У него неожиданно беспомощные глаза. Очкарик, что ли? Или расстроился?
– А мы вот в кино собрались…
Развожу руками: мол я здесь ни при чём, у меня вообще грипп.
– А может быть, вы со мной пойдёте? – вдруг с надеждой говорит он. – Жаль, билеты пропадут…
И сник, испугавшись чего-то… да ещё этим извиняющимся тоном, как будто он в чём-то виноват. Вот вредина Эмка! Могла бы уж и сходить, не маять человека… Тем более, пояс с янтарём надела…
– Или вы тоже заняты?
Я не могу смотреть, как человек расстраивается. Это мой большой недостаток.
– Ага, – говорю я. – То есть, да. То есть, я ужасно занята, но…
Но дело в том, что я совершено не умею отказывать. Особенно беспомощным псевдоочкарикам. Он уже смотрит на меня с надеждой, и я не знаю, что ещё придумать. Я начинаю, топтаться, как коняшка и, как коняшка, рыть снег то правым, то левым копытом. То есть, каблуком. А он не видит, что я в замешательстве. Обрадовался, воспрянул… Ну, Эмка, зараза такая!..
– Вы… вы извините мою настойчивость… У вас, возможно, другие планы…
– Возьмите меня под руку! – командую я, не в силах больше этого выносить. – Пошли. Держите крепко, у меня температура, я в любой момент могу упасть!
У него в глазах ужас, но под руку берёт и ведёт осторожненько, бережно. А я сразу представляю на его месте Саню. Вот кого бы уже давно тут не было. Только клочки порванных билетов на снегу. Не пришла – отлично, до свиданья, прощай… Ну вот почему, почему! Одни всё рвут на месте, даже не подумав, даже не стараясь понять, а другие ждут, надеятся, верят…
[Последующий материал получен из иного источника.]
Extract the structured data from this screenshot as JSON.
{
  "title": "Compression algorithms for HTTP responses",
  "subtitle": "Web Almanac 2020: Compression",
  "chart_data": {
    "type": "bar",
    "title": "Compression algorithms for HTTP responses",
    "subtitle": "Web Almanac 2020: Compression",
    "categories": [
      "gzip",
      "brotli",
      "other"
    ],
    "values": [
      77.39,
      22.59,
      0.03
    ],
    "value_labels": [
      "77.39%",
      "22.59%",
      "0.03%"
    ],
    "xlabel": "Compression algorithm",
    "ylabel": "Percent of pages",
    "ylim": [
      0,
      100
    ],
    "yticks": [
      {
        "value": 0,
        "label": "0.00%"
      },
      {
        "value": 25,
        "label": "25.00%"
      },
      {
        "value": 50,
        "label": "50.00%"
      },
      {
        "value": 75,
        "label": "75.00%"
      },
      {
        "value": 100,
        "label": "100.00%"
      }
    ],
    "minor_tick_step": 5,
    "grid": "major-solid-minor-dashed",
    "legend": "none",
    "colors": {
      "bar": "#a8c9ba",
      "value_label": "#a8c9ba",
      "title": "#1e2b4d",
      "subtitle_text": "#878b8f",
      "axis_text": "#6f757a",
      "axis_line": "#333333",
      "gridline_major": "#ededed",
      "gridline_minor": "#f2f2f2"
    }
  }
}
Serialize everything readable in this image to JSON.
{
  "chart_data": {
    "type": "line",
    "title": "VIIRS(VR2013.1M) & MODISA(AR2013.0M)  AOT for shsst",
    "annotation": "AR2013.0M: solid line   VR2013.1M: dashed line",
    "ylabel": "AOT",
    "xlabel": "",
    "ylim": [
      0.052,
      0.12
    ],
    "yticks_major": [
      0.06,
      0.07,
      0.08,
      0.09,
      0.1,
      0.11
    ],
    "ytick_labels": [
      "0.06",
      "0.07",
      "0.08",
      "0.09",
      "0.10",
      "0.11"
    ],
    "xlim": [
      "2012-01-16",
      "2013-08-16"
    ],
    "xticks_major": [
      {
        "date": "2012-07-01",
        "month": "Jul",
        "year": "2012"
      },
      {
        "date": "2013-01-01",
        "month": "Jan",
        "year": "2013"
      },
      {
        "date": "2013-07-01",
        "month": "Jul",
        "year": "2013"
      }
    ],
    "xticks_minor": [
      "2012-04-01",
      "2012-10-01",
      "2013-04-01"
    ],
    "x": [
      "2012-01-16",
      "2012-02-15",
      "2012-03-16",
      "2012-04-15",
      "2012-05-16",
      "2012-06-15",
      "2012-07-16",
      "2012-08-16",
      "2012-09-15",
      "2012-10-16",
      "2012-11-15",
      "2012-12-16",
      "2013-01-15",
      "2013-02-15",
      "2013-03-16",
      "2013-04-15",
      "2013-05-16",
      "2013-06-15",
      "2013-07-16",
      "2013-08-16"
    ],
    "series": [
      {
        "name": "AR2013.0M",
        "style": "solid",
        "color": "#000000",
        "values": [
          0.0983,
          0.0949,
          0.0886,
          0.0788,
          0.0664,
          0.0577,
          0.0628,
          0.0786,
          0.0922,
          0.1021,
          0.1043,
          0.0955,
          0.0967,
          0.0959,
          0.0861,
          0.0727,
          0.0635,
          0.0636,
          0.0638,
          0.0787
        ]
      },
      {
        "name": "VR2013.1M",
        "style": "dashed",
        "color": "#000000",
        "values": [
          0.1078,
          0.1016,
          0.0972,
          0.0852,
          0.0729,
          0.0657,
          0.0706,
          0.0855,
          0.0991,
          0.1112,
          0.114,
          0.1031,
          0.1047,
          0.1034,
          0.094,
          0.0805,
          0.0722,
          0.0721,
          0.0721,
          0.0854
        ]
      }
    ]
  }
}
И я иду с тоской в душе, иду в кино с чужим женихом, а снег в лицо горстями – пых-пых – холодно и колко. Эмка, чертовка, сидит себе дома в тепле, курит и смотрит «Самые красивые корабли». А я тут в метели, в степи, под руку неизвестно с кем…
– Как вас хоть зовут?
– Слава, – говорит он доверчиво.
Я кошусь на его руку, что это она какая-то совсем уже невесомая в замшевой перчаточке.
– А вам, Слава, не обязательно знать моё имя?
Кажется, он здорово смутился.
– Простите…
– Меня зовут Ия. И-я. Или Ио. Это по-гречески. Кому как нравится, – говорю я.
Сане нравилось Ио, и мне сейчас сладко и больно говорить это своё греческое имя своему неожиданному деликатному спутнику.
– Так звали возлюбленную Зевса. Зевсу пришлось превратить её в корову, чтобы не быть скомпрометированным перед Герой, супругой, и…
– Ио, лети! – кричал Саня и кидал меня с размаху в речку, стоя по пояс в воде, я, зажмурившись, с визгом падала в солнечную воду, вода расступалась тысячей сияющих брызг…
– Получается, Ио – по-гречески корова…
…Я клала мокрую руку на Санино плечо, оно было смуглым, гладким, как валунок, и горячим даже в воде. Мы плыли на солнце. Всегда, всегда он меня куда-то звал…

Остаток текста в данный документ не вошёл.